M2I2: Learning Efficient Multi-Agent Communication via Masked State Modeling and Intention Inference
This paper introduces M2I2, a new framework for improving communication efficiency in multi-agent reinforcement learning (MARL) systems where agents have limited information and communication resources. M2I2 uses two self-supervised auxiliary tasks: masked state modeling, where agents reconstruct the global state from partial messages, and joint action prediction, where agents predict the combined actions of their teammates. This helps agents learn efficient representations of the overall environment state and predict their teammates' intentions. A key component, the Dimensional Rational Network (DRN), learns which pieces of information are most important, allowing for selective masking and sharing of data, further enhancing communication efficiency.

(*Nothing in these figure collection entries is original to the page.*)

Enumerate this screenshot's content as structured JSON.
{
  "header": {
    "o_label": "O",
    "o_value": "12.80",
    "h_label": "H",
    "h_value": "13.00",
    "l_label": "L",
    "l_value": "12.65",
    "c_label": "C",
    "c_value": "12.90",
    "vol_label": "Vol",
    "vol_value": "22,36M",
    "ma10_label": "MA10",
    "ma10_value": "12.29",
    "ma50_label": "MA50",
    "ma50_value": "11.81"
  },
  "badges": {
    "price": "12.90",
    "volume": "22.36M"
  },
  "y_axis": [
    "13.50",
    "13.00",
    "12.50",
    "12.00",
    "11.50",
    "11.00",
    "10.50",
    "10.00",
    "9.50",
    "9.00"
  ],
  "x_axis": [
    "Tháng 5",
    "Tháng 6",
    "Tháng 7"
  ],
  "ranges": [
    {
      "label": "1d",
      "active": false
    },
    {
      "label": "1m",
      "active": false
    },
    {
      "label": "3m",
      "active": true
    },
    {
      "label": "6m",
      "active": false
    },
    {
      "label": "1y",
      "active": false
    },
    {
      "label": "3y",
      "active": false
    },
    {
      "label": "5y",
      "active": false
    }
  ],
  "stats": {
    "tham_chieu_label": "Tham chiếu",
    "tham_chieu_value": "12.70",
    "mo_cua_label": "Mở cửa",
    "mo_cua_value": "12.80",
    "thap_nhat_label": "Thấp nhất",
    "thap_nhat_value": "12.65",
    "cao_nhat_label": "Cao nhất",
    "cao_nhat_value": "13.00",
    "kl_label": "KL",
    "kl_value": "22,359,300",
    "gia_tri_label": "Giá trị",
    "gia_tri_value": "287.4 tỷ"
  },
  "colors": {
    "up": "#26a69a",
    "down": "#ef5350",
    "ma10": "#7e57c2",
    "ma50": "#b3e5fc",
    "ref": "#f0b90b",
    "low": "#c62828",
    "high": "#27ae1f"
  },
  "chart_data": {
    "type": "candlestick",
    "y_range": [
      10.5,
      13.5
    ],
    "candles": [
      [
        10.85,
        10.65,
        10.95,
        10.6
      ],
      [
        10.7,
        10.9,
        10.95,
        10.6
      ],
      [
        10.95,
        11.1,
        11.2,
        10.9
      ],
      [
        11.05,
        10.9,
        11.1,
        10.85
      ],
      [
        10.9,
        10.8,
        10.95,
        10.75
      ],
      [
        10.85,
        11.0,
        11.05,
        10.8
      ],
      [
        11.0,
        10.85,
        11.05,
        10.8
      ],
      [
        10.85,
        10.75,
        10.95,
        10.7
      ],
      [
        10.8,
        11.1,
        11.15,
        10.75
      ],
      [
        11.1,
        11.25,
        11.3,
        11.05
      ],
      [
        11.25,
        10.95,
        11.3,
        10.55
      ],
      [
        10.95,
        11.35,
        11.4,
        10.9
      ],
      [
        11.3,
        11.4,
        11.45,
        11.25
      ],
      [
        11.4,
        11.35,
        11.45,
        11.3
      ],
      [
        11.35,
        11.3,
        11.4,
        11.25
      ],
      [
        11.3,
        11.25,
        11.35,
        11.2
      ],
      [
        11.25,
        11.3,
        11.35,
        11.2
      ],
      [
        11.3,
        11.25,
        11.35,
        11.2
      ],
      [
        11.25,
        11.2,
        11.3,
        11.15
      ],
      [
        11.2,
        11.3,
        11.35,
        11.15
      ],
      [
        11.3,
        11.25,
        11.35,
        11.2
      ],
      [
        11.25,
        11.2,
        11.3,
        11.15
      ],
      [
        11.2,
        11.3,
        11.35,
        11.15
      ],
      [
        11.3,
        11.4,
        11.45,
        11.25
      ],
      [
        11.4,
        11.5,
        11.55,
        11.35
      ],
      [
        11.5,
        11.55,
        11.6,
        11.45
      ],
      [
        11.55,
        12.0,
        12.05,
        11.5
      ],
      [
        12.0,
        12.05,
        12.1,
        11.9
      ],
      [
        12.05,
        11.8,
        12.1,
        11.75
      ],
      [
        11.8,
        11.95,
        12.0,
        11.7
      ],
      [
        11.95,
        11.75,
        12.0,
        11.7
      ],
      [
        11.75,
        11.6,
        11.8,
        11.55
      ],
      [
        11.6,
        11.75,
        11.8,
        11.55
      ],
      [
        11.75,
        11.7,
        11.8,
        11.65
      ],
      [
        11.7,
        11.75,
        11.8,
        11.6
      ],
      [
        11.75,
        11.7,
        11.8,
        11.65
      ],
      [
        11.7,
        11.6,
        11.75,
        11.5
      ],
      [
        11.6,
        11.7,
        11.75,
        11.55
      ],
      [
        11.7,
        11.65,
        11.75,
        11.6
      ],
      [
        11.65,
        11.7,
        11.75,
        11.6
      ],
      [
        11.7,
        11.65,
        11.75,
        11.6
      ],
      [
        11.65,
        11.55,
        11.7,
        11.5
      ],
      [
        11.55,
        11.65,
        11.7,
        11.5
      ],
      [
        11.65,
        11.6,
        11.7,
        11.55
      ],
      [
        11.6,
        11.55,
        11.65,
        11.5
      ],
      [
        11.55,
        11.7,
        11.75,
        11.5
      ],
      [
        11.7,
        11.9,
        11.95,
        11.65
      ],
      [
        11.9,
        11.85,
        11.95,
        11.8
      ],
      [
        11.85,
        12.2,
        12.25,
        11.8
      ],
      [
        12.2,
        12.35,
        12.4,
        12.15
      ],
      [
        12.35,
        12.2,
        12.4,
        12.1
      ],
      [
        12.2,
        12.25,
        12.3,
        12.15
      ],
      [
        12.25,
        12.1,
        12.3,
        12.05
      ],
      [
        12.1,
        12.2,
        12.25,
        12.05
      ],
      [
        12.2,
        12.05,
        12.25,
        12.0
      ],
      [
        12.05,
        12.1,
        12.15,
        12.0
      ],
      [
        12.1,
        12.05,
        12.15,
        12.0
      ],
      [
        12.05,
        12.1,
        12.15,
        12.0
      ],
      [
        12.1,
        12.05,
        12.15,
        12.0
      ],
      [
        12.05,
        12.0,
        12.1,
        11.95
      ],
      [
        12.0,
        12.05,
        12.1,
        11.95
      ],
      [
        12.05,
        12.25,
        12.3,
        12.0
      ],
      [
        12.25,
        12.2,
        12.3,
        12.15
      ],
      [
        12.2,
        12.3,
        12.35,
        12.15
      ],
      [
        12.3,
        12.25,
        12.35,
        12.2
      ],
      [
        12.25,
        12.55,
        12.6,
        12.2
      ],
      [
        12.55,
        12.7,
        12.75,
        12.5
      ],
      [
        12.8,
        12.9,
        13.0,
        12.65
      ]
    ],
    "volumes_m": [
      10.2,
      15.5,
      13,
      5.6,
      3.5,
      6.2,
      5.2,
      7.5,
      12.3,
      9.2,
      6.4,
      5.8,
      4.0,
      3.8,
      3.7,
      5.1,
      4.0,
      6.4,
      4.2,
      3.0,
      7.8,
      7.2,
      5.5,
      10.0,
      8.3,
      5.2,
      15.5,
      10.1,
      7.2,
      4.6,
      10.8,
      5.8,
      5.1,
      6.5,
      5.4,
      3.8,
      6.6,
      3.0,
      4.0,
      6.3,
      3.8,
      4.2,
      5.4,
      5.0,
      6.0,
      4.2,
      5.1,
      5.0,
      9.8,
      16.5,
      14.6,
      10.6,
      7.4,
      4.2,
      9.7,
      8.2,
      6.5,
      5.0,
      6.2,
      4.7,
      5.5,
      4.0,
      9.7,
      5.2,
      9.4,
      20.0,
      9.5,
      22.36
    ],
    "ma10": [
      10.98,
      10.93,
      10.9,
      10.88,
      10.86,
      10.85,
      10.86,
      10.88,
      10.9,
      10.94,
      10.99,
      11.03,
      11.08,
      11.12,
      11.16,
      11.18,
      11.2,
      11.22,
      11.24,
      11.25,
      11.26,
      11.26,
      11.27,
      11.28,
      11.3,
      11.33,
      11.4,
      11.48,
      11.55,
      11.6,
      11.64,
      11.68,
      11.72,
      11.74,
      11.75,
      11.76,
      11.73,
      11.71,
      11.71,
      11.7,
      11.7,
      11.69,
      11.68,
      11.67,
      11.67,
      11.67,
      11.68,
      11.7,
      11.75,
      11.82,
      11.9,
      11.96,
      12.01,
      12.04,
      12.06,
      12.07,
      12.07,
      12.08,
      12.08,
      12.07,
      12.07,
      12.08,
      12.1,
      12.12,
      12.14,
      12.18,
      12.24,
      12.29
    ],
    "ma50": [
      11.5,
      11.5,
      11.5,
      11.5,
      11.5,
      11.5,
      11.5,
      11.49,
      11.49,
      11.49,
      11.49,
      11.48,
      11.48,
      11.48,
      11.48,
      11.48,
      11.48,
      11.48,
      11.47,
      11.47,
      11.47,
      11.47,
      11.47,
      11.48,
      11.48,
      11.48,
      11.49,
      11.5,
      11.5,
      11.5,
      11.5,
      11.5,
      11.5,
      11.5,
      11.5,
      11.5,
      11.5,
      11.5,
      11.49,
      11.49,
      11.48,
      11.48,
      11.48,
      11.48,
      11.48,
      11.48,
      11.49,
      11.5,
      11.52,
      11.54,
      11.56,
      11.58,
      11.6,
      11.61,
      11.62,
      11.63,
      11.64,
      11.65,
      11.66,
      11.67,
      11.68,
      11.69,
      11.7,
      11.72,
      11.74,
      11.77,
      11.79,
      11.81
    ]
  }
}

For LLM-based multi-agent systems, M2I2 offers a mechanism for more efficient communication and coordination between agents. The masked state modeling and joint action prediction tasks can leverage the strengths of LLMs in understanding and generating complex sequences of information. The DRN could be adapted to assess the importance of different parts of LLM-generated messages or internal representations, optimizing bandwidth usage and focusing agents on the most relevant information for collaborative decision-making. This aligns with the increasing interest in using LLMs as agents within multi-agent systems, where communication efficiency is a significant challenge.